I’ve been using netbooks since before they were called netbooks. My first one was the original ASUS Eee PC 701, which I bought back in the fall of 2007. Since then, I’ve had hands-on time with dozens of netbook models, and I’ve retired the original Eee PC (which I was able to use to cover the 2008 Consumer Electronics Show) for an MSI Wind. These devices work for me because I’m web-centric and not dependent on applications.
I’ll be the first to admit that I’m probably not your everyday, average mainstream consumer. I suppose that’s why I’m in the minority when I get excited at hearing netbook developments that don’t include Intel and Microsoft, developments like ASUS and other vendors creating netbooks that run on a Qualcomm Snapdragon processor or use Google’s Android mobile operating system, for example. But there’s a reason: Today’s netbooks are overkill for a web-centric consumer like me.
Just to prove that theory to myself and our readers in 2008, I took a 60-day web challenge using no applications other than a web browser. That challenge taught me that, although web applications are still maturing, there are plenty of application-specific functions that have web counterparts — and, most importantly, most of my computing requirements really can be met with a browser, touch-type keyboard, display and connectivity.

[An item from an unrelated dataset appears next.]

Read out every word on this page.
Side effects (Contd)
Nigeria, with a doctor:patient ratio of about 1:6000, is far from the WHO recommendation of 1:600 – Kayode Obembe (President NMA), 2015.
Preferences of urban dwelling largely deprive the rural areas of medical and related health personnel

Sure, my MSI Wind runs on an X86-compatible CPU, so it has some advantages over an ARM-based device. With it, I can install (and have) various operating systems, including several Linux distros, every Microsoft Windows version from XP to 7 and even Mac OS X. That’s definitely a flexible device. And, when you add in the ability to install third-party applications for any of those platforms, the number of choices becomes mind-boggling. But it’s overkill for my vision of a netbook. And it comes at a price, both financially and technically.